In 1950, confirmed as heir apparent, he began his many travels abroad to spread his ideas, starting in the United States, where he began his association with the University of Hawaiʻi. In 1953, he became president of the non-profit Urasenke membership organization, Tankokai. Upon his father's death in 1964, he officially succeeded as the 15th-generation Urasenke iemoto. In the following decades, he made many contributions to the international academic study of the history and culture of tea, and was awarded a Ph.D. from Nankai University in 1991, and a Litt.D. from Chung-Ang University in 2008. In 1976, Seton Hall University awarded him an honorary Doctor of Fine Arts.

Among positions outside of Urasenke, he headed the Consulate of Peru in Kyoto as honorary consul until his death.
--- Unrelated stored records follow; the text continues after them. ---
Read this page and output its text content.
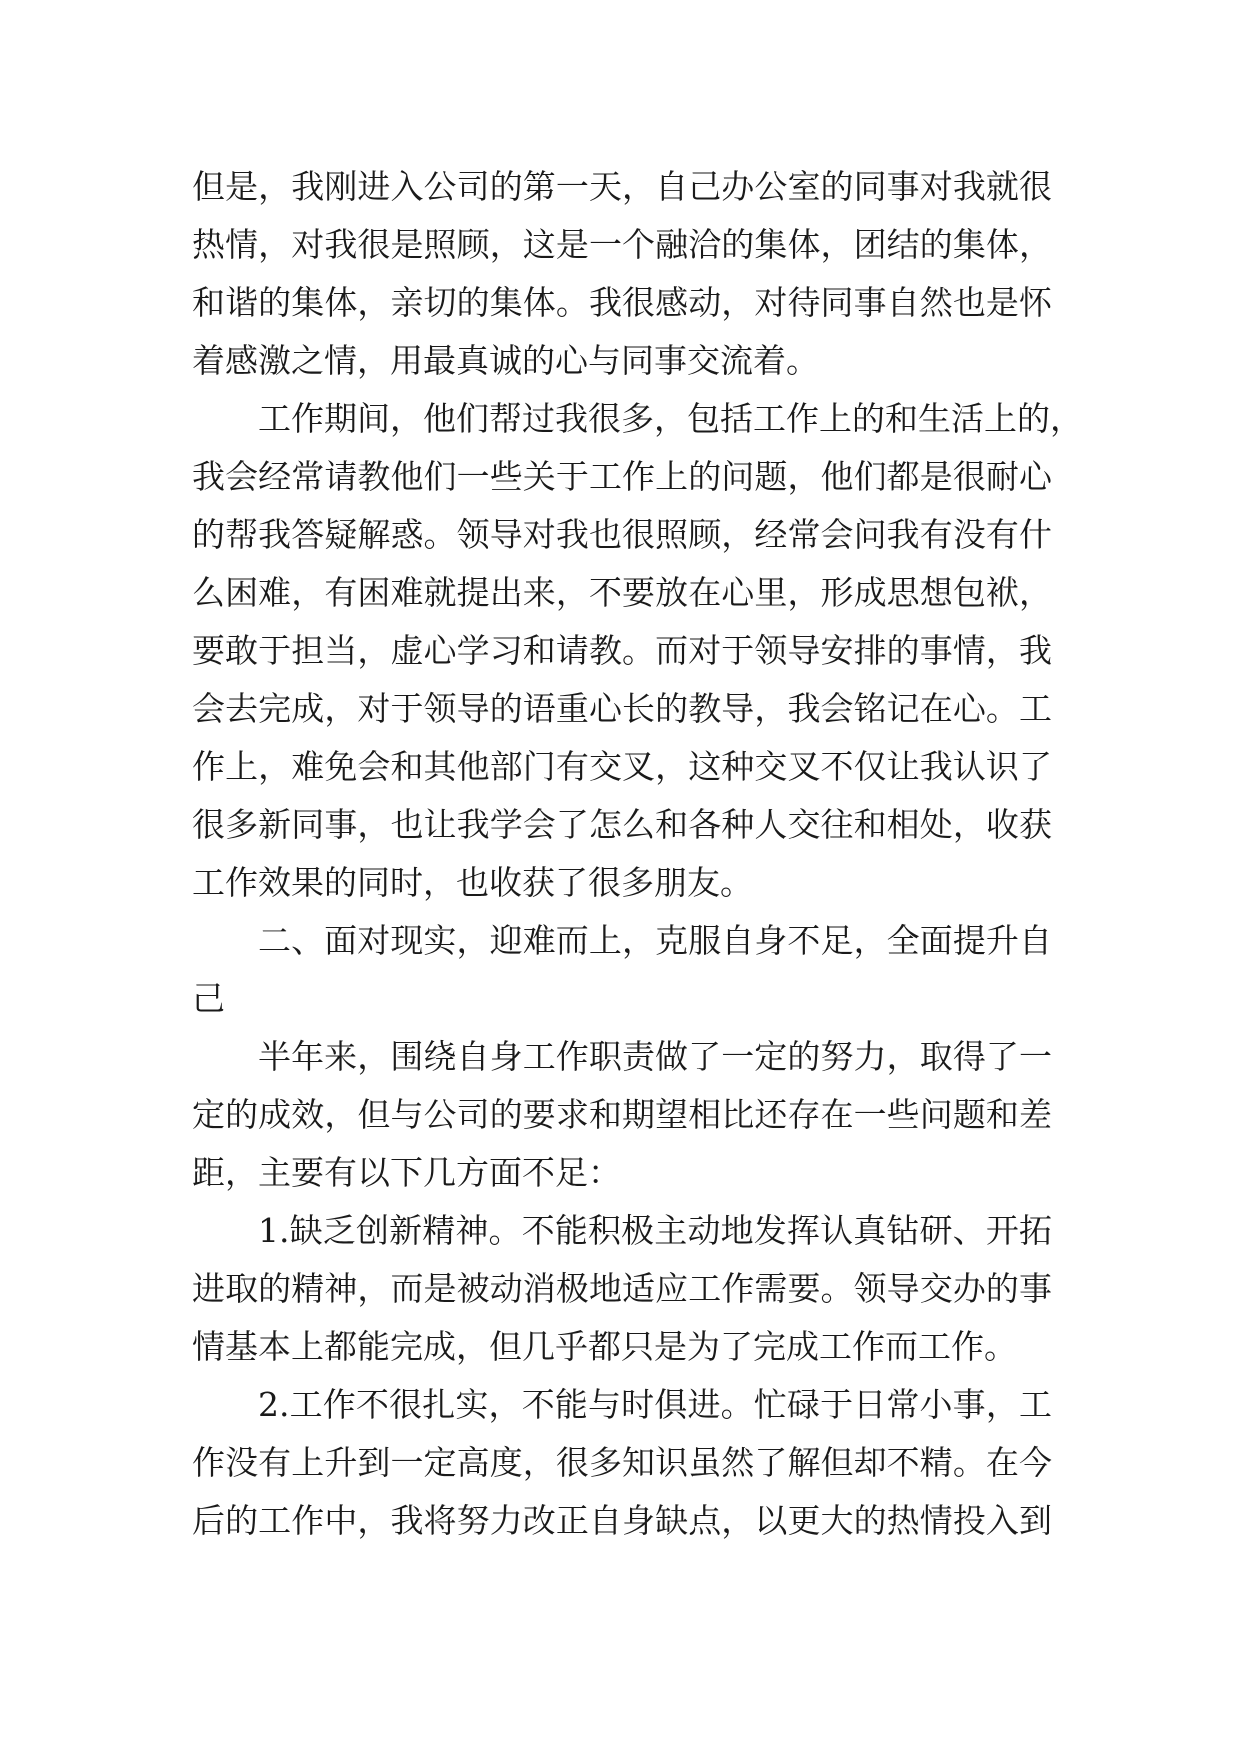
但是，我刚进入公司的第一天，自己办公室的同事对我就很
热情，对我很是照顾，这是一个融洽的集体，团结的集体，
和谐的集体，亲切的集体。我很感动，对待同事自然也是怀
着感激之情，用最真诚的心与同事交流着。
工作期间，他们帮过我很多，包括工作上的和生活上的，
我会经常请教他们一些关于工作上的问题，他们都是很耐心
的帮我答疑解惑。领导对我也很照顾，经常会问我有没有什
么困难，有困难就提出来，不要放在心里，形成思想包袱，
要敢于担当，虚心学习和请教。而对于领导安排的事情，我
会去完成，对于领导的语重心长的教导，我会铭记在心。工
作上，难免会和其他部门有交叉，这种交叉不仅让我认识了
很多新同事，也让我学会了怎么和各种人交往和相处，收获
工作效果的同时，也收获了很多朋友。
二、面对现实，迎难而上，克服自身不足，全面提升自
己
半年来，围绕自身工作职责做了一定的努力，取得了一
定的成效，但与公司的要求和期望相比还存在一些问题和差
距，主要有以下几方面不足：
1.缺乏创新精神。不能积极主动地发挥认真钻研、开拓
进取的精神，而是被动消极地适应工作需要。领导交办的事
情基本上都能完成，但几乎都只是为了完成工作而工作。
2.工作不很扎实，不能与时俱进。忙碌于日常小事，工
作没有上升到一定高度，很多知识虽然了解但却不精。在今
后的工作中，我将努力改正自身缺点，以更大的热情投入到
He was honorary consul of Portugal in Kyoto from 1969 to 1982, and the honorary consul-general of Italy in Kyoto from 1982 to 1983. He served as Rotary International director from 1988 to 1990, and as a Rotary Foundation trustee from 1998 to 2002. He was appointed by Japan's Ministry of Foreign Affairs as Japan-U.N. Goodwill Ambassador in 2005, as well as chairman of the Rotary Japan Foundation, president of the United Nations Association of Japan, president of the Kyoto City International Foundation, director of the Kyoto Municipal General Center for Lifelong Learning, and president of the Japan Equestrian Federation. In March 2012, he was designated as UNESCO Goodwill Ambassador by the director-general of UNESCO. In April 2017, he was appointed an advisor to the Minister for Foreign Affairs of Japan.
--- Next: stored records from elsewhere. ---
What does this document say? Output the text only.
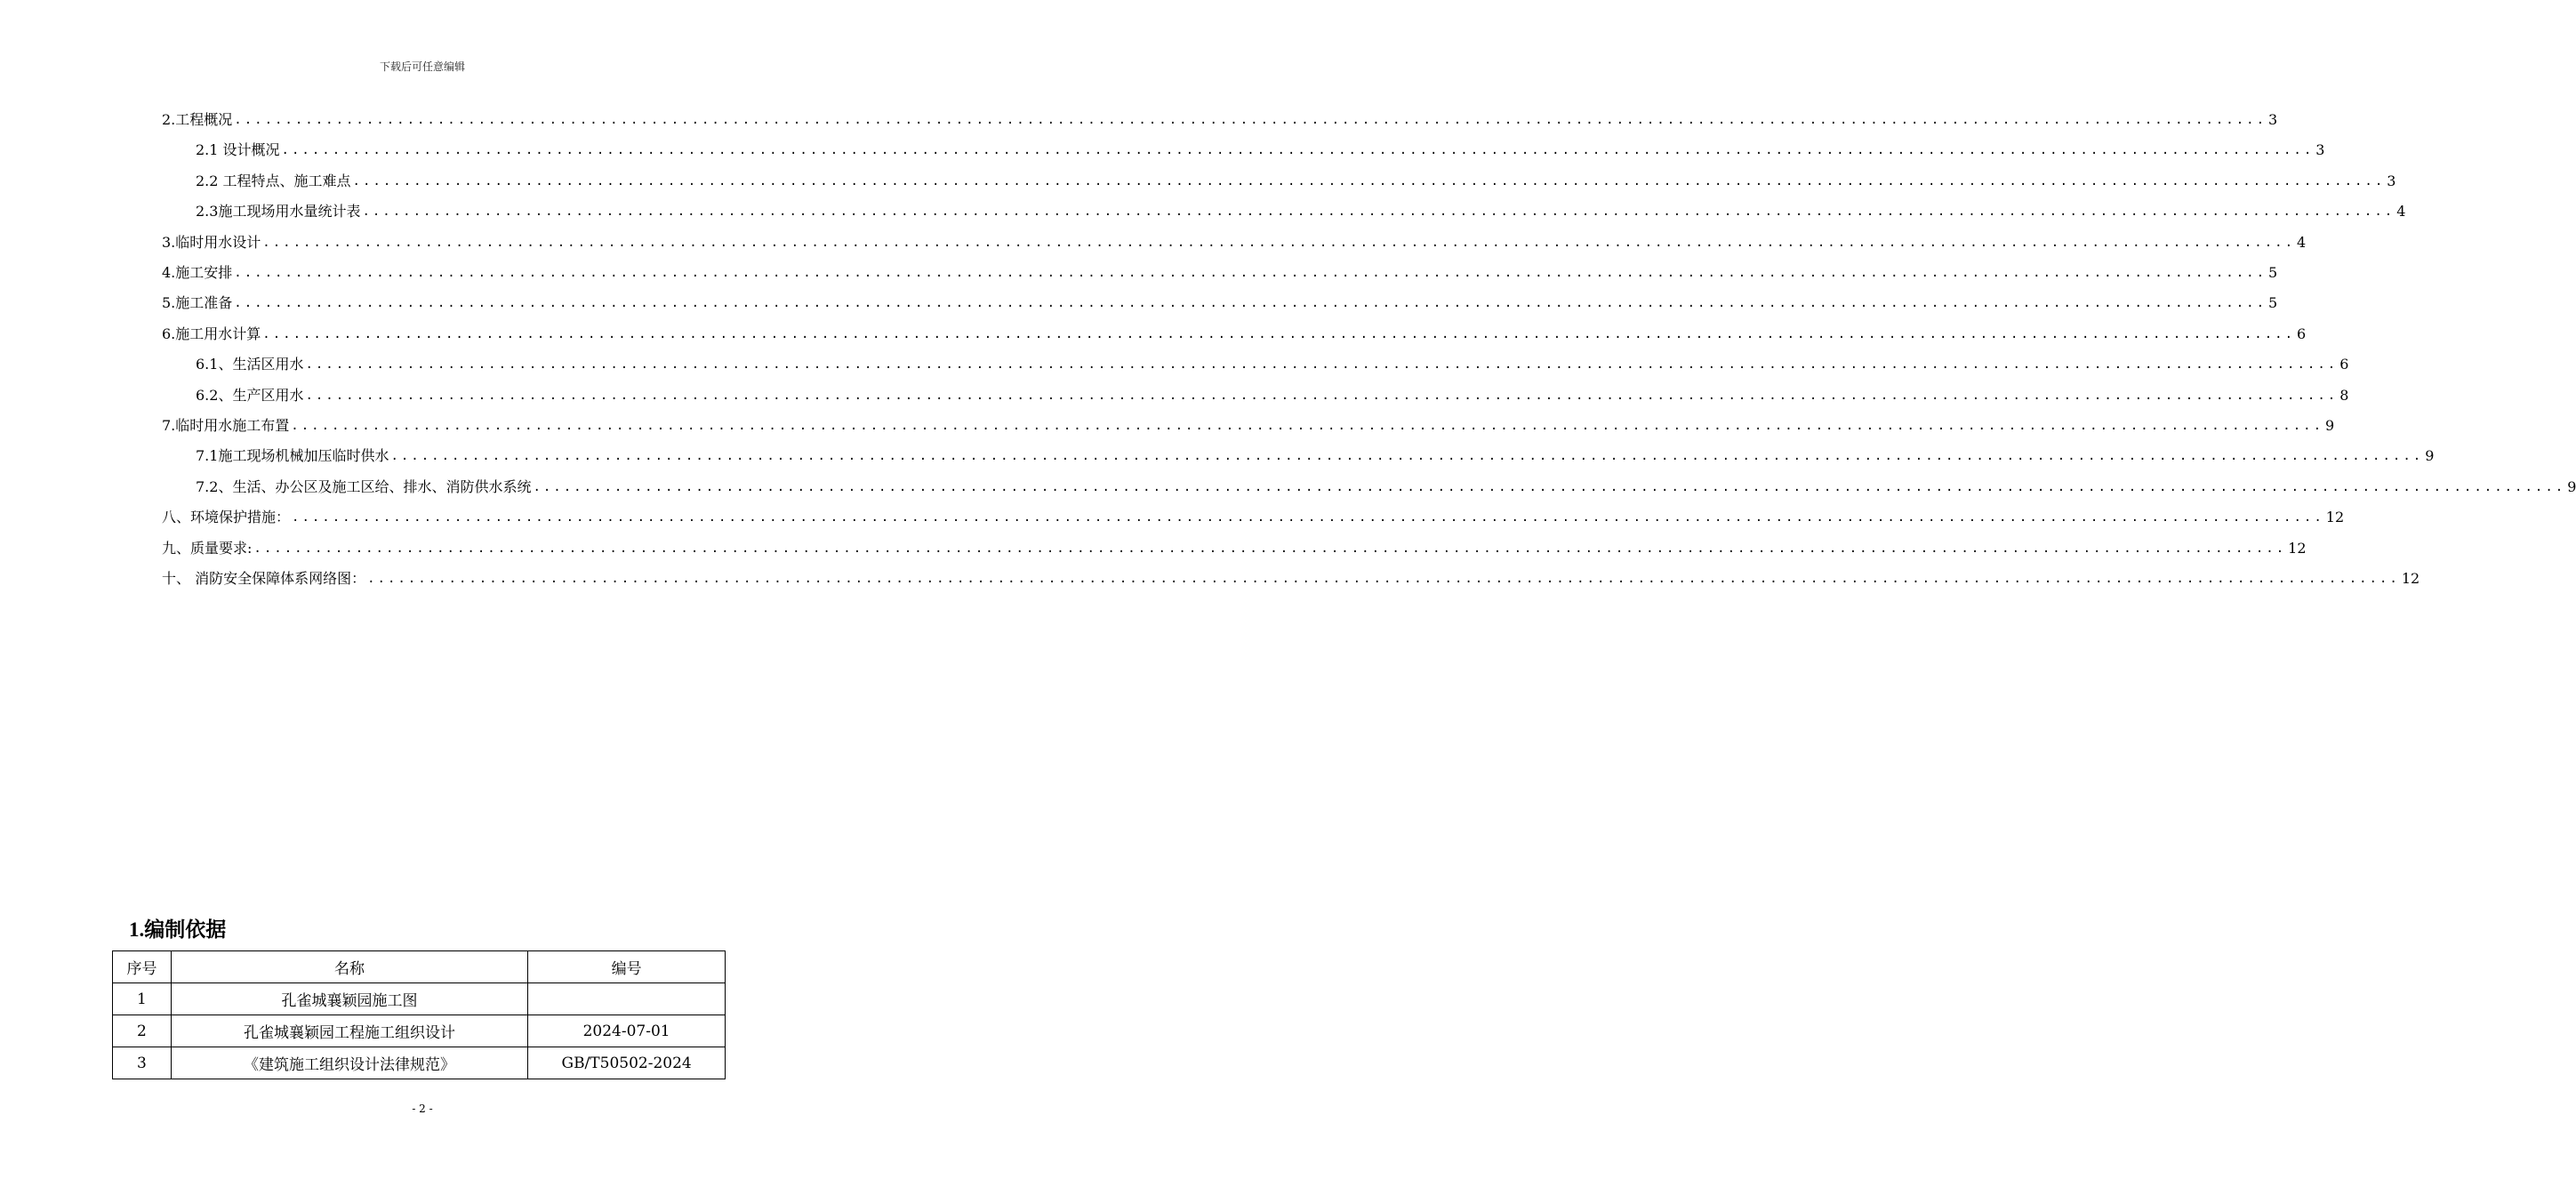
下载后可任意编辑
2.工程概况 ........................................................................................................................................................................................................ 3
2.1 设计概况 ........................................................................................................................................................................................................ 3
2.2 工程特点、施工难点 ........................................................................................................................................................................................................ 3
2.3施工现场用水量统计表 ........................................................................................................................................................................................................ 4
3.临时用水设计 ........................................................................................................................................................................................................ 4
4.施工安排 ........................................................................................................................................................................................................ 5
5.施工准备 ........................................................................................................................................................................................................ 5
6.施工用水计算 ........................................................................................................................................................................................................ 6
6.1、生活区用水 ........................................................................................................................................................................................................ 6
6.2、生产区用水 ........................................................................................................................................................................................................ 8
7.临时用水施工布置 ........................................................................................................................................................................................................ 9
7.1施工现场机械加压临时供水 ........................................................................................................................................................................................................ 9
7.2、生活、办公区及施工区给、排水、消防供水系统 ........................................................................................................................................................................................................ 9
八、环境保护措施： ........................................................................................................................................................................................................ 12
九、质量要求: ........................................................................................................................................................................................................ 12
十、 消防安全保障体系网络图： ........................................................................................................................................................................................................ 12
1.编制依据
序号	名称	编号
1	孔雀城襄颖园施工图	
2	孔雀城襄颖园工程施工组织设计	2024-07-01
3	《建筑施工组织设计法律规范》	GB/T50502-2024
- 2 -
In 1997, he was awarded the Order of Culture by the Emperor of Japan, Akihito, the first in the chadō world to receive such an honor. In 2020, the French government awarded him the Legion of Honour, with the degree of Commander.

==Legacy==
Sen endowed a distinguished chair in Japanese history and culture in the Department of History at the University of Hawaiʻi. H. Paul Varley was the first holder of the position, followed by William Wayne Farris; as of 2026, Nancy Stalker is the incumbent Sen Sōshitsu XV Distinguished Chair of Traditional Japanese History and Culture.
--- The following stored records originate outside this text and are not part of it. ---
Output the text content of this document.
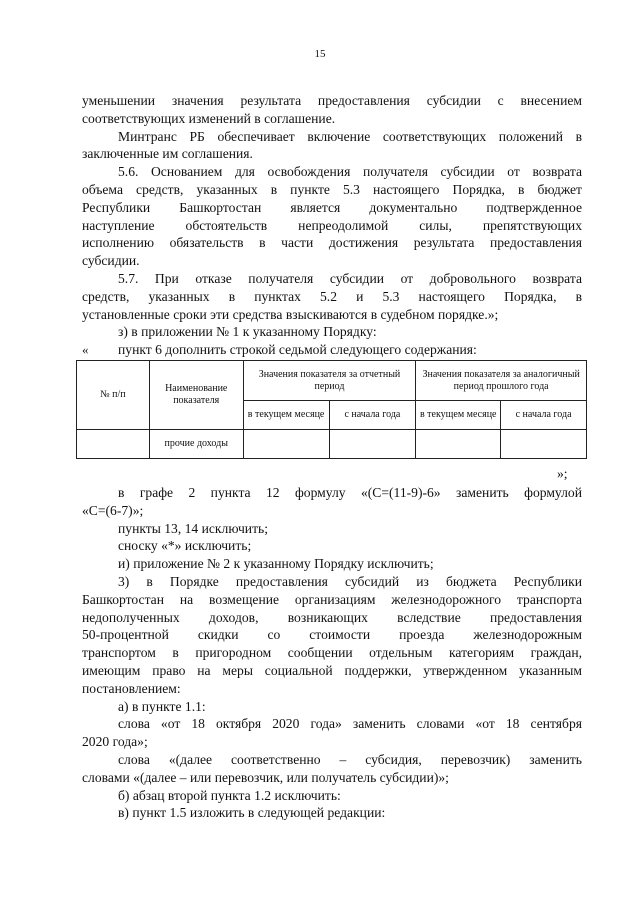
15
уменьшении значения результата предоставления субсидии с внесением
соответствующих изменений в соглашение.
Минтранс РБ обеспечивает включение соответствующих положений в
заключенные им соглашения.
5.6. Основанием для освобождения получателя субсидии от возврата
объема средств, указанных в пункте 5.3 настоящего Порядка, в бюджет
Республики Башкортостан является документально подтвержденное
наступление обстоятельств непреодолимой силы, препятствующих
исполнению обязательств в части достижения результата предоставления
субсидии.
5.7. При отказе получателя субсидии от добровольного возврата
средств, указанных в пунктах 5.2 и 5.3 настоящего Порядка, в
установленные сроки эти средства взыскиваются в судебном порядке.»;
з) в приложении № 1 к указанному Порядку:
пункт 6 дополнить строкой седьмой следующего содержания:
«
№ п/п	Наименование показателя	Значения показателя за отчетный период		Значения показателя за аналогичный период прошлого года	
		в текущем месяце	с начала года	в текущем месяце	с начала года
	прочие доходы				
»;
в графе 2 пункта 12 формулу «(С=(11-9)-6» заменить формулой
«С=(6-7)»;
пункты 13, 14 исключить;
сноску «*» исключить;
и) приложение № 2 к указанному Порядку исключить;
3) в Порядке предоставления субсидий из бюджета Республики
Башкортостан на возмещение организациям железнодорожного транспорта
недополученных доходов, возникающих вследствие предоставления
50-процентной скидки со стоимости проезда железнодорожным
транспортом в пригородном сообщении отдельным категориям граждан,
имеющим право на меры социальной поддержки, утвержденном указанным
постановлением:
а) в пункте 1.1:
слова «от 18 октября 2020 года» заменить словами «от 18 сентября
2020 года»;
слова «(далее соответственно – субсидия, перевозчик) заменить
словами «(далее – или перевозчик, или получатель субсидии)»;
б) абзац второй пункта 1.2 исключить:
в) пункт 1.5 изложить в следующей редакции:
== Personal life and death ==
His wife was Tomiko (1930–1999). In December 2002, his eldest son, Zabōsai (born 7 June 1956), succeeded him as the 16th-generation head of Urasenke, and inherited the name Sōshitsu. With that, Sen Sōshitsu XV discontinued his own use of the Sōshitsu name, taking on the name Sen Genshitsu, and the honorary title Daisōshō, signifying his position as a former Grand Master.

His son Sōshitsu Sen XVI is married to Masako Sen (née Princess Masako of Mikasa), granddaughter of Emperor Taishō.

On 19 April 2023, Sen Genshitsu marked his one hundredth birthday.

Sen Genshitsu died in Kyoto after experiencing respiratory problems on 14 August 2025, at the age of 102. He had been hospitalized since May following a fall.